Citing how we have, throughout the ages, used technology to extend our physical selves, augment our deficiencies and increase our capacity to accomplish tasks, Dr. Bell shared important insights into people’s desires and frustrations with technology. In particular, users want technology that’s personal, which unburdens them from complex usage, help them stay in the moment and helping them be better selves.

But in order to do so, Intel says that an entire ecosystem has to be in place to support the vision. And it is important to enable leading developers to deliver future innovations by having complete set of building blocks from silicon, operating systems to middleware, applications and services at their disposal.

As a start, Intel is working hard to extend their silicon technology to build devices with extremely low power consumption.
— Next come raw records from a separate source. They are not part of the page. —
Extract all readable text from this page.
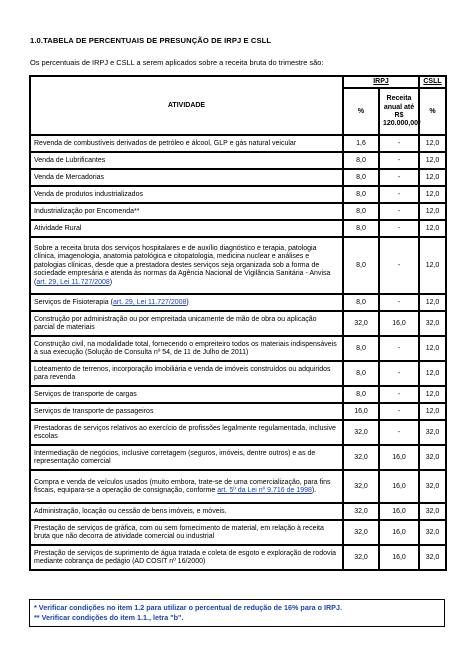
1.0.TABELA DE PERCENTUAIS DE PRESUNÇÃO DE IRPJ E CSLL
Os percentuais de IRPJ e CSLL a serem aplicados sobre a receita bruta do trimestre são:
ATIVIDADE	IRPJ		CSLL
	%	Receita anual até R$ 120.000,00*	%
Revenda de combustíveis derivados de petróleo e álcool, GLP e gás natural veicular	1,6	-	12,0
Venda de Lubrificantes	8,0	-	12,0
Venda de Mercadorias	8,0	-	12,0
Venda de produtos industrializados	8,0	-	12,0
Industrialização por Encomenda**	8,0	-	12,0
Atividade Rural	8,0	-	12,0
Sobre a receita bruta dos serviços hospitalares e de auxílio diagnóstico e terapia, patologia clínica, imagenologia, anatomia patológica e citopatologia, medicina nuclear e análises e patologias clínicas, desde que a prestadora destes serviços seja organizada sob a forma de sociedade empresária e atenda às normas da Agência Nacional de Vigilância Sanitária - Anvisa (art. 29, Lei 11.727/2008)	8,0	-	12,0
Serviços de Fisioterapia (art. 29, Lei 11.727/2008)	8,0	-	12,0
Construção por administração ou por empreitada unicamente de mão de obra ou aplicação parcial de materiais	32,0	16,0	32,0
Construção civil, na modalidade total, fornecendo o empreiteiro todos os materiais indispensáveis à sua execução (Solução de Consulta nº 54, de 11 de Julho de 2011)	8,0	-	12,0
Loteamento de terrenos, incorporação imobiliária e venda de imóveis construídos ou adquiridos para revenda	8,0	-	12,0
Serviços de transporte de cargas	8,0	-	12,0
Serviços de transporte de passageiros	16,0	-	12,0
Prestadoras de serviços relativos ao exercício de profissões legalmente regulamentada, inclusive escolas	32,0	-	32,0
Intermediação de negócios, inclusive corretagem (seguros, imóveis, dentre outros) e as de representação comercial	32,0	16,0	32,0
Compra e venda de veículos usados (muito embora, trate-se de uma comercialização, para fins fiscais, equipara-se a operação de consignação, conforme art. 5º da Lei nº 9.716 de 1998).	32,0	16,0	32,0
Administração, locação ou cessão de bens imóveis, e móveis.	32,0	16,0	32,0
Prestação de serviços de gráfica, com ou sem fornecimento de material, em relação à receita bruta que não decorra de atividade comercial ou industrial	32,0	16,0	32,0
Prestação de serviços de suprimento de água tratada e coleta de esgoto e exploração de rodovia mediante cobrança de pedágio (AD COSIT nº 16/2000)	32,0	16,0	32,0
* Verificar condições no item 1.2 para utilizar o percentual de redução de 16% para o IRPJ.
** Verificar condições do item 1.1., letra "b".
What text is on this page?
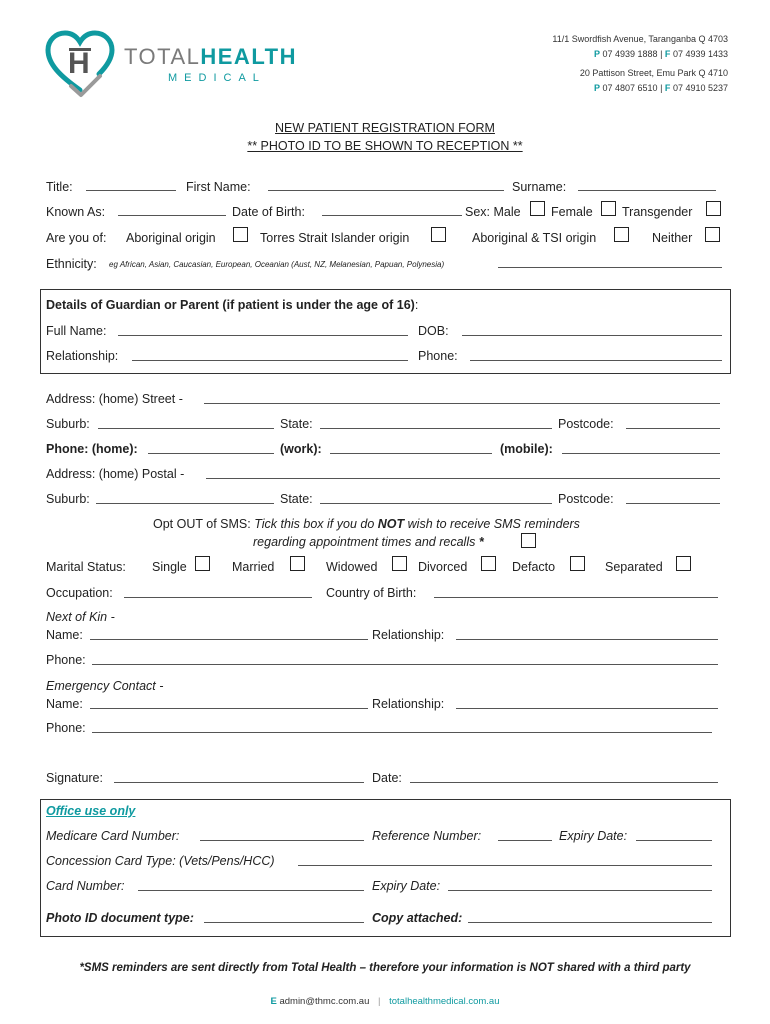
H TOTALHEALTH
MEDICAL
11/1 Swordfish Avenue, Taranganba Q 4703
P 07 4939 1888 | F 07 4939 1433
20 Pattison Street, Emu Park Q 4710
P 07 4807 6510 | F 07 4910 5237
NEW PATIENT REGISTRATION FORM
** PHOTO ID TO BE SHOWN TO RECEPTION **
Title:	First Name:	Surname:
Known As:	Date of Birth:	Sex: Male Female Transgender
Are you of: Aboriginal origin	Torres Strait Islander origin	Aboriginal & TSI origin	Neither
Ethnicity: eg African, Asian, Caucasian, European, Oceanian (Aust, NZ, Melanesian, Papuan, Polynesia)
Details of Guardian or Parent (if patient is under the age of 16):
Full Name:	DOB:
Relationship:	Phone:
Address: (home) Street -
Suburb:	State:	Postcode:
Phone: (home):	(work):	(mobile):
Address: (home) Postal -
Suburb:	State:	Postcode:
Opt OUT of SMS: Tick this box if you do NOT wish to receive SMS reminders
regarding appointment times and recalls *
Marital Status: Single	Married	Widowed	Divorced	Defacto	Separated
Occupation:	Country of Birth:
Next of Kin -
Name:	Relationship:
Phone:
Emergency Contact -
Name:	Relationship:
Phone:
Signature:	Date:
Office use only
Medicare Card Number:	Reference Number:	Expiry Date:
Concession Card Type: (Vets/Pens/HCC)
Card Number:	Expiry Date:
Photo ID document type:	Copy attached:
*SMS reminders are sent directly from Total Health – therefore your information is NOT shared with a third party
E admin@thmc.com.au | totalhealthmedical.com.au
Intel believes that experiences will be driven by devices that requires power many magnitudes lower than is required today. Dr. Bell shared how devices in the future will get more integrated into everyday objects and it’s important that these operate for weeks or even months. How great if these low power devices can draw power from body heat, or from ambient light? But in order to realize this, Intel will need to build silicon that can operate in the mW (milli-watt) range.

Demonstrating the concept of embedded devices operating at low power, Intel showed how a battery made using a glass of wine could power an experimental microprocessor. The device was able to sense, communicate and control the motion of a rendered object on another computer.

Demonstration of an experimental low power microprocessor powered by red wine.

However, silicon is only one part of the equation. Developers need to build middleware that help devices understand the context in which users are operating. Only then applications and services can take these context aware devices to deliver individualized mobile experiences. As an example, Intel demonstrated devices that know the owner by the way they walk or recognize people by their voices. It then determines a set of activities and preferences based on the people it sees, hears or feels. These devices are also intelligent as it learns over time, automatically collecting vital data about the user through its various built-in sensors, so that it’s able to create personalized mobile experiences unique only to the individual.

All these may sound like fantasies out of a science fiction book, but it’s through imagination and aspiration that developers derive exciting new innovations. Intel knows this all too well and is one that employs a multi-disciplinary approach to develop technologies for the future.

Demonstration of context awareness technology in which a smartphone can recognize a person based on unique walking patterns.